Dafür machen sie aber, wie es sich für eine richtige Punk-Band
gehört, ihre Platten in Eigenregie und verkaufen ihre CD´s
zum gleichen Preis wie die Lp´s, und zwar für schlappe 15,-
Mark. Zehn Jahre nach der ersten EP haben EA80 nun ihre sechste LP veröffentlicht,
auf der wieder ´mal keine grundlegenden Neuerungen zu hören
sind, was die meisten ihrer Fans wohl vermutlich kaum stören wird,
denn der EA80-spezifische Sound vermag immer noch zu faszinieren. Die
Musik bewegt sich irgendwo zwischen Traurigkeit und Aggressivität.

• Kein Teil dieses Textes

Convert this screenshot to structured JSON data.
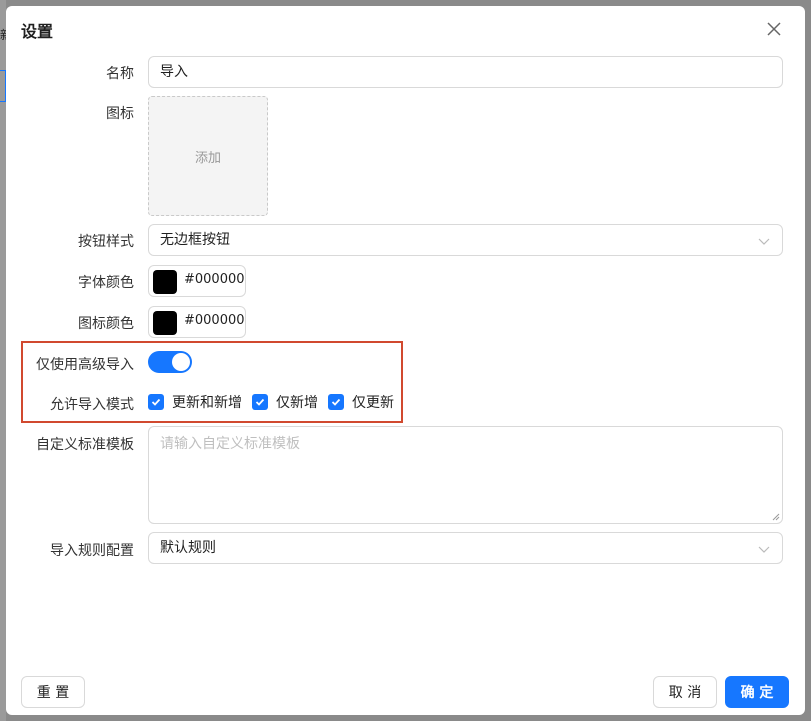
{
  "dialog": {
    "title": "设置"
  },
  "form": {
    "name": {
      "label": "名称",
      "value": "导入"
    },
    "icon": {
      "label": "图标",
      "upload_label": "添加"
    },
    "button_style": {
      "label": "按钮样式",
      "value": "无边框按钮"
    },
    "font_color": {
      "label": "字体颜色",
      "value": "#000000"
    },
    "icon_color": {
      "label": "图标颜色",
      "value": "#000000"
    },
    "advanced_import": {
      "label": "仅使用高级导入",
      "on": true
    },
    "import_modes": {
      "label": "允许导入模式",
      "options": [
        {
          "label": "更新和新增",
          "checked": true
        },
        {
          "label": "仅新增",
          "checked": true
        },
        {
          "label": "仅更新",
          "checked": true
        }
      ]
    },
    "template": {
      "label": "自定义标准模板",
      "placeholder": "请输入自定义标准模板"
    },
    "rule_config": {
      "label": "导入规则配置",
      "value": "默认规则"
    }
  },
  "footer": {
    "reset": "重 置",
    "cancel": "取 消",
    "confirm": "确 定"
  },
  "background": {
    "partial_text": "新"
  },
  "colors": {
    "accent": "#1677ff",
    "highlight": "#d1492f",
    "swatch": "#000000"
  },
  "icons": {
    "close": "close-icon",
    "select_arrow": "chevron-down-icon",
    "check": "check-icon"
  }
}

Depressive Stimmungen werden erzeugt und anschließend wieder durch
impulsive und energiegeladene Songs zerstört. Die persönlichen,
ehrlichen, entlarvenden, abrechnenden und manchmal schon sehr merkwürdige
Texte sind nicht nur obligatorisches Beiwerk zur Musik, sondern tragen
entscheidend zu den Qualitäten der besten, unkommerziellsten, intelligentesten
und überhaupt geilsten Punk-Band Deutschlands bei, die bei soviel
Lob bestimmt erröten würde.
Wolfram
Trierischer Volksfreund 2000
PHANTOMS OF FUTURE
"../inside/outside" CD
Die PHANTOMS OF FUTURE laden
auf ihrem siebten Album wieder zu einer spektakulären Reise in ihren
ganz eigenen außergewöhnlichen Kosmos ein. Sie werfen erneut
einen gewagten Blick in die Zukunft und lassen das Traumhafte bereits
in der Wirklichkeit beginnen.
Nachdem sich die Band aus Dortmund sich viele Jahre im Untergrund bewegt
und mehrere Indie-Produktionen herausgebracht hatte, konnte sie seit Mitte
der 90er Jahre endlich mit zwei Major-Alben und mehreren Video-Clips gewisse
Chartserfolge verbuchen.
Seit ihrer Gründung haben sich die Phantoms Of Future vielen musikalischen
Strömungen geöffnet und sich dabei kontinuierlich weiterentwickelt.
Auch auf "../inside/outside" wird diese Entwicklung konsequent
weitergeführt. Eigentlich heterogene Musik-Spektren von Punk über
Techno bis hin zu Psychedelic und Big Beat verschmelzen zu einer unverwechselbaren
Einheit. Textlich werden die Abgründe der Seele in all ihren Spielarten
des Verruchten und Extremen erbarmungslos ausgelotet.
Neben zehn neuen Songs beinhaltet die Mitte April erscheinende CD zwei
neue Versionen von älteren Stücken der PHANTOMS sowie Coverversionen
von THE DOORS ("Riders In The Storm") und SUPERMAX ("Love
Machine"). Demnächst folgt eine Clubtour mit 35 Auftritten im
In- und Ausland folgen. Der Auftritt am 20.04. in Rüsselheim (Das
Rind) ist zwar räumlich gesehen der naheliegenste, aber wer schon
mal die mitreissende Show der charismatischen Sängers live erlebt
hat, wird sicherlich auch diese Anreise nicht scheuen.